Local share funds hit hard by global fears

GLOBAL market jitters in the past year derailed the performance of Australian share funds, which produced the worst returns since the global financial crisis.

GLOBAL market jitters in the past year derailed the performance of Australian share funds, which produced the worst returns since the global financial crisis.

The median Australian share fund delivered losses of 6.9 per cent last financial year, erasing some of the strong double-digit returns of the previous year.
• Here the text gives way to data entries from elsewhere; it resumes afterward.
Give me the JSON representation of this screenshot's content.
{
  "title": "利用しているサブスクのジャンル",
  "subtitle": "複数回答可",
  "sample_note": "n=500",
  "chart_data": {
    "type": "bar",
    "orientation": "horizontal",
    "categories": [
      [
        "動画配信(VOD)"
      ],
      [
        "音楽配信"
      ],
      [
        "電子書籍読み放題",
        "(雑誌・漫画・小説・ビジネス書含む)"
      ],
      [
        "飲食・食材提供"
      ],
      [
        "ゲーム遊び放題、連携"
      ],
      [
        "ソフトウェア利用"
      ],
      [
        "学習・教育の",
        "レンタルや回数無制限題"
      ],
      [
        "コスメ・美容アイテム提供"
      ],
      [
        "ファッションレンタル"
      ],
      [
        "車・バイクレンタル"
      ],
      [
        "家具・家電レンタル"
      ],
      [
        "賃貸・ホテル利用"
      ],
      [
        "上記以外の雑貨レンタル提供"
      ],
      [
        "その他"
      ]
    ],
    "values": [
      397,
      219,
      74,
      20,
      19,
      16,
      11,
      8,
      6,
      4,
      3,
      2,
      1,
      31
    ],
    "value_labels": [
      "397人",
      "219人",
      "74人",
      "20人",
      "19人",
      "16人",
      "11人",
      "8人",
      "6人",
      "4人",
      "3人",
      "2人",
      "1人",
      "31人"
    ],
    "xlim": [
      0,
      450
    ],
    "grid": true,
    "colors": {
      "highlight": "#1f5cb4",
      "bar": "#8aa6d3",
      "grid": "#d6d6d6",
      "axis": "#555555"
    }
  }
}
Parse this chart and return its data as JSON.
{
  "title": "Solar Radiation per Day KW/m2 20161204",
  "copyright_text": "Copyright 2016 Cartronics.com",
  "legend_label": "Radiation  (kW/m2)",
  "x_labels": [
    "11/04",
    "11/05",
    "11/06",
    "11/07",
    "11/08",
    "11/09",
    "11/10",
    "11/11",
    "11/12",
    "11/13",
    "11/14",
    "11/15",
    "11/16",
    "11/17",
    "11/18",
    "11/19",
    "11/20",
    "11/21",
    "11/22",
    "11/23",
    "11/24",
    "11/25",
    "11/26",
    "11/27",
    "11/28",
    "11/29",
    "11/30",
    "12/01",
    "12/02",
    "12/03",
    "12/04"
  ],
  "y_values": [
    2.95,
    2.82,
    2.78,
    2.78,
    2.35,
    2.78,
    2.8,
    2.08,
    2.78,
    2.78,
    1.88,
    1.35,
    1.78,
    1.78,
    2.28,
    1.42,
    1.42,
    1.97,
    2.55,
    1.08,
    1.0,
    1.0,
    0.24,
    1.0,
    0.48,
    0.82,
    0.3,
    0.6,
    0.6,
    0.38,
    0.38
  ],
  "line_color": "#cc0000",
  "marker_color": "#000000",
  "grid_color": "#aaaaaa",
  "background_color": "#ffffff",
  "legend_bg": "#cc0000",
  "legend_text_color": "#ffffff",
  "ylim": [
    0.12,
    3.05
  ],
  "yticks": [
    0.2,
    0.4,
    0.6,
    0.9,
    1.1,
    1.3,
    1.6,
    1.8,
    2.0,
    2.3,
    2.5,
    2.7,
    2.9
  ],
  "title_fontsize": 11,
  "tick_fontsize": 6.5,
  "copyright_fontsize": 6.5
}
Even so, the median performance of the country's fund managers was largely in line with the 7 per cent fall recorded by the S&P/ASX 300 Index in the year to June 30, according to figures compiled by Mercer.

Returns over a longer horizon show the sharemarket rout of recent years continues to hurt investors, with the median of Australian share funds up 5.9 per cent on three years, but down 3.1 per cent over five years.
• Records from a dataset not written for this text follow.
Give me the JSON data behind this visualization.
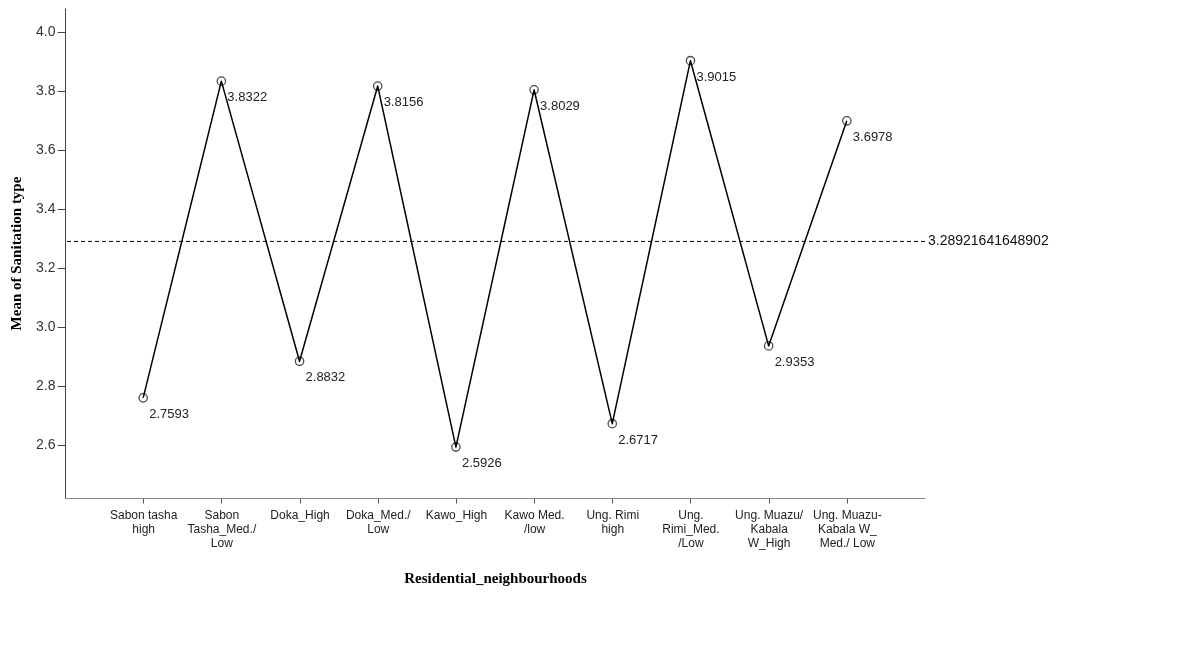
{
  "chart_data": {
    "type": "line",
    "xlabel": "Residential_neighbourhoods",
    "ylabel": "Mean of Sanitation type",
    "categories": [
      "Sabon tasha high",
      "Sabon Tasha_Med./ Low",
      "Doka_High",
      "Doka_Med./ Low",
      "Kawo_High",
      "Kawo Med. /low",
      "Ung. Rimi high",
      "Ung. Rimi_Med. /Low",
      "Ung. Muazu/ Kabala W_High",
      "Ung. Muazu- Kabala W_ Med./ Low"
    ],
    "series": [
      {
        "color": "#000000",
        "values": [
          2.7593,
          3.8322,
          2.8832,
          3.8156,
          2.5926,
          3.8029,
          2.6717,
          3.9015,
          2.9353,
          3.6978
        ]
      }
    ],
    "ylim": [
      2.42,
      4.08
    ],
    "yticks": [
      2.6,
      2.8,
      {
        "value": 3,
        "label": "3.0"
      },
      3.2,
      3.4,
      3.6,
      3.8,
      {
        "value": 4,
        "label": "4.0"
      }
    ],
    "ref_lines": [
      {
        "axis": "y",
        "value": 3.28921641648902,
        "label": "3.28921641648902",
        "line_style": "dashed",
        "color": "#000000"
      }
    ],
    "data_labels": true,
    "marker": "circle",
    "line_style": "solid",
    "grid": false
  }
}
The performance of investment managers is critical for the allocation of tens of billions of dollars in retirement savings by the nation's superannuation funds.

Income-style funds which invest in stocks with a reliable dividend stream fared better in a falling market. Overall returns were down 1.4 per cent while hedge funds returned losses of 5 per cent, slightly better than long-term investors.

Overseas share funds also posted negative returns, eroding much of the previous year's gains.

The median of overseas share funds fell 1.5 per cent per cent, slightly outstripping the 0.5 per cent fall in the benchmark index, the Mercer figures showed.

The top performer was the Anton Tagliaferro-backed Investors Mutual, which delivered returns of 2.3 per cent for the year, outperforming the benchmark by more than 9 percentage points. Over three years, it returned 10.7 per cent.

With about $1.6 billion under management, the value manager had to be even more selective on the stocks it backed. It steered away from key cyclical stocks and so-called "value traps" of Myer, Billabong and Seven West Media.

"We've had the view since the GFC, that it was not just a normal downturn, that it was a significant change in terms of the way forward and that the economy wouldn't come roaring back," Mr Tagliaferro said. "We've stayed away from a lot of the cyclical stocks and stuck with the companies that have continued to grow despite the difficult environment." The Bennelong Concentrated Australian Equities fund came in with the highest returns over three years, reporting gains of 12.4 per cent.

Fund chief Paul Cuddy said he looked for a tradeoff between quality, growth and value attributes.

"We have an inherent bias to high-quality companies that can deliver earnings above expectations. The perfect company for us is one that is out of favour and satisfies our investment criteria."

With a longer-term horizon, Mr Cuddy said tough macro-economic conditions were masking attractive opportunities in some sectors.

Of the long-only funds that disappointed, Legg Mason Australian Value Equity Trust fell 14.5 per cent over the financial year. Independent Asset Management continued to underperform, with returns down a hefty 27.4 per cent over the year.

Funds heavily exposed to retail, media and energy stocks were among the worst performers. Healthcare and utilities with low levels of debt and Telstra provided the best returns. Banking stocks, a traditional mainstay for fund managers because of their high dividend levels, also outperformed the broader market.